We believe this issue can be resolved by providing a set of effective enforcement tools for the CRTC and the other enforcement agencies.
If not PRA, then what? If it is the PRA, how can we place guidelines to reduce potentially frivolous lawsuits the major brands are so concerned about.

The next phase is to clearly communicate with the public. Business leaders must understand this law is being enforced. The consumer must understand how to report SPAM.

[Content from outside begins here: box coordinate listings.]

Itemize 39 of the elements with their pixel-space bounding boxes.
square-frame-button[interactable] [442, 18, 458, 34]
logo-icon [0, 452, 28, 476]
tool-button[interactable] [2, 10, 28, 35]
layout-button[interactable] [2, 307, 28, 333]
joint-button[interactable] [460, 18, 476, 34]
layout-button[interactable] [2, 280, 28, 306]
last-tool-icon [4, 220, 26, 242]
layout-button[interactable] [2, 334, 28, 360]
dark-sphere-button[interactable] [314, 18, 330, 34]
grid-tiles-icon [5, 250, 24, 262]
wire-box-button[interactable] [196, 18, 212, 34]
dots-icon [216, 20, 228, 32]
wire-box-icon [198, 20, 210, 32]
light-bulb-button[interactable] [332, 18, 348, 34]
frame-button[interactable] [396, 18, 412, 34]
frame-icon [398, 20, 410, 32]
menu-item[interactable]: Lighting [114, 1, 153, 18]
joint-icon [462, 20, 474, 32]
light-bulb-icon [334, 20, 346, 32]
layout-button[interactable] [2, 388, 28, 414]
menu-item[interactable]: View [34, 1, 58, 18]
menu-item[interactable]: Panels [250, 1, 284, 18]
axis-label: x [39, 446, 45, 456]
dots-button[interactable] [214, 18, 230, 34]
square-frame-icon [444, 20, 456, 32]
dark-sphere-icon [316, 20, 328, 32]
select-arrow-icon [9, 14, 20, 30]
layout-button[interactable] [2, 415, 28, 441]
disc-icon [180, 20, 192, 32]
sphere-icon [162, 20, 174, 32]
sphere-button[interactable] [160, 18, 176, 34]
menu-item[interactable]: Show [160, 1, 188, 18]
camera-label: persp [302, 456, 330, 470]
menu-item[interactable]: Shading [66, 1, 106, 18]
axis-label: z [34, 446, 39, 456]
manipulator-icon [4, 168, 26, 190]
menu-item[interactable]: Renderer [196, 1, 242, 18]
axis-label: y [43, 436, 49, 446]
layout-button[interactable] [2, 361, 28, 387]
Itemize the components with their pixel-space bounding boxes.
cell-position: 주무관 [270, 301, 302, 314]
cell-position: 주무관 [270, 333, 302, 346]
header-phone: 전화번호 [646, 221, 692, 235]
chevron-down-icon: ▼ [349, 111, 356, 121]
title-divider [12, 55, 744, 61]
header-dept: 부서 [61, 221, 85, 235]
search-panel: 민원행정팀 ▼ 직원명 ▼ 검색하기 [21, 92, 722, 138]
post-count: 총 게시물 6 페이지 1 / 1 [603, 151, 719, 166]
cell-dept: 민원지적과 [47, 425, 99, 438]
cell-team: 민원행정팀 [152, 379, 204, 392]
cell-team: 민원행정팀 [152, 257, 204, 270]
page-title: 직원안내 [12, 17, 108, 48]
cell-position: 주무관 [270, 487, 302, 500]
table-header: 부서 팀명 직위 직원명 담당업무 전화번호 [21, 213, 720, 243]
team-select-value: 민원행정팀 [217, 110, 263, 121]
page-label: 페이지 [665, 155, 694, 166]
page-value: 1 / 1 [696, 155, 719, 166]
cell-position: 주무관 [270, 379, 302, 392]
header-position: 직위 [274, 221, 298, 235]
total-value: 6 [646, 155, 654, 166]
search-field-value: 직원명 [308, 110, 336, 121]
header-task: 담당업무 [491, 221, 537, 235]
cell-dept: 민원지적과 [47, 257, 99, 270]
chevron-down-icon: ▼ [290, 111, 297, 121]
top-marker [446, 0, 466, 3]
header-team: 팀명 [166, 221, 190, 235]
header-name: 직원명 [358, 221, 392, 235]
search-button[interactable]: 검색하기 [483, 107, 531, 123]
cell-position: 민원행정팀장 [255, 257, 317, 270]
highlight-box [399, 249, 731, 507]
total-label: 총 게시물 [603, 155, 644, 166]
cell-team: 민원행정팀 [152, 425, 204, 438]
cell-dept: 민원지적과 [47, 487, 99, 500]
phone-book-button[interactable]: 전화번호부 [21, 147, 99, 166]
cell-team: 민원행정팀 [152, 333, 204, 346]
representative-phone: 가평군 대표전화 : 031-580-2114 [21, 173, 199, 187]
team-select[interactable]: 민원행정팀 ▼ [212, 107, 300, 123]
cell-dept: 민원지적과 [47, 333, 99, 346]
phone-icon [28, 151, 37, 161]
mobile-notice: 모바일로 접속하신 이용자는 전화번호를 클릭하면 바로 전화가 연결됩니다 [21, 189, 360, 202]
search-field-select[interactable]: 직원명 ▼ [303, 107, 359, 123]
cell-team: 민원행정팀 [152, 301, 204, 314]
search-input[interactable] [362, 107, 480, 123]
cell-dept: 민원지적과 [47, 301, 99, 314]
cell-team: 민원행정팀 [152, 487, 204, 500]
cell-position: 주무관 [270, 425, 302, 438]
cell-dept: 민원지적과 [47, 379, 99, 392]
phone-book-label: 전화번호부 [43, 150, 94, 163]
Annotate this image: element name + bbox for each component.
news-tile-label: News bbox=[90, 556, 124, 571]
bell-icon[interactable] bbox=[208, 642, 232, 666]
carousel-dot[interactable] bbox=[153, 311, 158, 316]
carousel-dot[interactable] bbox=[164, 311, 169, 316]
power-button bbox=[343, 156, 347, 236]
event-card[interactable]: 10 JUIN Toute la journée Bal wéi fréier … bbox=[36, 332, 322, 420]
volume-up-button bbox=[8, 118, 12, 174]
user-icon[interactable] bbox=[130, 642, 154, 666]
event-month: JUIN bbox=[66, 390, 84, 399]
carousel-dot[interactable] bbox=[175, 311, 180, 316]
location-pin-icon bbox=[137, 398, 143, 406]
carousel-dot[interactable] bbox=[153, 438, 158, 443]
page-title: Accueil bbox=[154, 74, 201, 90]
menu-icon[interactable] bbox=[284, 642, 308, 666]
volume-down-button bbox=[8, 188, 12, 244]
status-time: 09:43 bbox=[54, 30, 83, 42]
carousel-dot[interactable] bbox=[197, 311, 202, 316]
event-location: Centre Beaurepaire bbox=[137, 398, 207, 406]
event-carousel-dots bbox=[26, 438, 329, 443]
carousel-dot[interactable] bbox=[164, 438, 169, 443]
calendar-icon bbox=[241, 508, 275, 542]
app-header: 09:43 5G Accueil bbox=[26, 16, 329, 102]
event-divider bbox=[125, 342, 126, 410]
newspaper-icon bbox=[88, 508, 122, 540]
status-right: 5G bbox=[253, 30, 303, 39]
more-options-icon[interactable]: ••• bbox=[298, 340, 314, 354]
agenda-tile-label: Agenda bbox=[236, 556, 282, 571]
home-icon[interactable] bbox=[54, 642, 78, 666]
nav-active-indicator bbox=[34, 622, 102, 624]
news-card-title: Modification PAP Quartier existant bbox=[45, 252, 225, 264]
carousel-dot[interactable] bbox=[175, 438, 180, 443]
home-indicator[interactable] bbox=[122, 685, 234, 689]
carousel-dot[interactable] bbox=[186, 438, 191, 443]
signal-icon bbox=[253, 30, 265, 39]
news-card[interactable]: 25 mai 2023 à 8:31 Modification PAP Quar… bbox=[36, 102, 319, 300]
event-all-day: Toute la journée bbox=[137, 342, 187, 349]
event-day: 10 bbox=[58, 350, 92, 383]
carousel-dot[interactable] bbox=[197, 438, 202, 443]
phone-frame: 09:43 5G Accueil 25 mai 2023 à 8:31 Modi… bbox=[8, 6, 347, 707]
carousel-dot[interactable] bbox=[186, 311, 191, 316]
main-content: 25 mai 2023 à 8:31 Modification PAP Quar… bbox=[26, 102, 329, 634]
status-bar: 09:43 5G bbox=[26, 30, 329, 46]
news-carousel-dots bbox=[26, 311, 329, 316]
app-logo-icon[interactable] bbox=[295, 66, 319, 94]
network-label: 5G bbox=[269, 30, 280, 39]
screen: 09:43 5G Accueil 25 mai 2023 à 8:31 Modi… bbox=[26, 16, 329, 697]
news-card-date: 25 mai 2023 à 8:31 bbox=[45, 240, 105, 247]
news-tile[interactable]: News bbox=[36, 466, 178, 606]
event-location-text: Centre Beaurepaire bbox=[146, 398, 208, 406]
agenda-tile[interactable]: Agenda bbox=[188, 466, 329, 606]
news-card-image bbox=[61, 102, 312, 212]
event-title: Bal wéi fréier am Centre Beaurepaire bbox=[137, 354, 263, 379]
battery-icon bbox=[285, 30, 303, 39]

The only other issue I would like to address is IMPLIED CONSENT: Conspicuously Published. While this seems great for our B2B business leaders, it does fly in the face of the intended outcomes of CASL. We have dozens of clients with CP lists and they cannot get the open rates higher than the low twenties. That tells me there is a lot of SPAM going on under the guise of B2B marketing. SPAM being defined as "unwanted messages". Expand Existing Business Relationships to 2 years for all customers and those who express interest and cancel CP.  The 6 month consent creates more confusion than it's worth. This more aligns with what we are seeing out of the EU with GDPR and the ePrivacy law that is being reformed. 

The lawyers will argue the wording issues - what they call "ambiguous language" and I am certain you can tweak a few things and satisfy the many. There is a group of whiners who will never be happy - I call it the “Whah, Whah Crowd” lead by Barry Sookman and the CMA who represent the 2% of the large brands who would have been affected by the enforcement of the PRA on July 1, 2017.

From our perspective looking at many of their online web forms that are still not using CASL compliant language to collect express consent, these folks knew they were not compliant and were afraid of the legitimate class action lawsuits that would arise. They claimed concern about "frivolous lawsuits" but a simple check of their online opt in forms will verify our perspective.

Is CASL compliance a little inconvenient for businesses? 
Only because we were used to abusing email lists. One of my Associates signed up for OLD NAVY's email list and for the next 7 days received 4 emails a day until, out of frustration, she finally unsubscribed. So will OLD NAVY find CASL difficult to implement within their organization? Likely.

We have clients who just said, "let's do this right. Let's start treating our prospects and customers with respect." Their email lists are smaller but far more engaged (open rates went from mid-teens to 48% + within the first year). Email is working as it should as an effective marketing tool.

Overall CASL is right. 
Just get the ENFORCEMENT tools right and tell Canadians what CASL is all about, tighten up implied consent rules and let's continue returning the control of our inbox back to the rightful owner.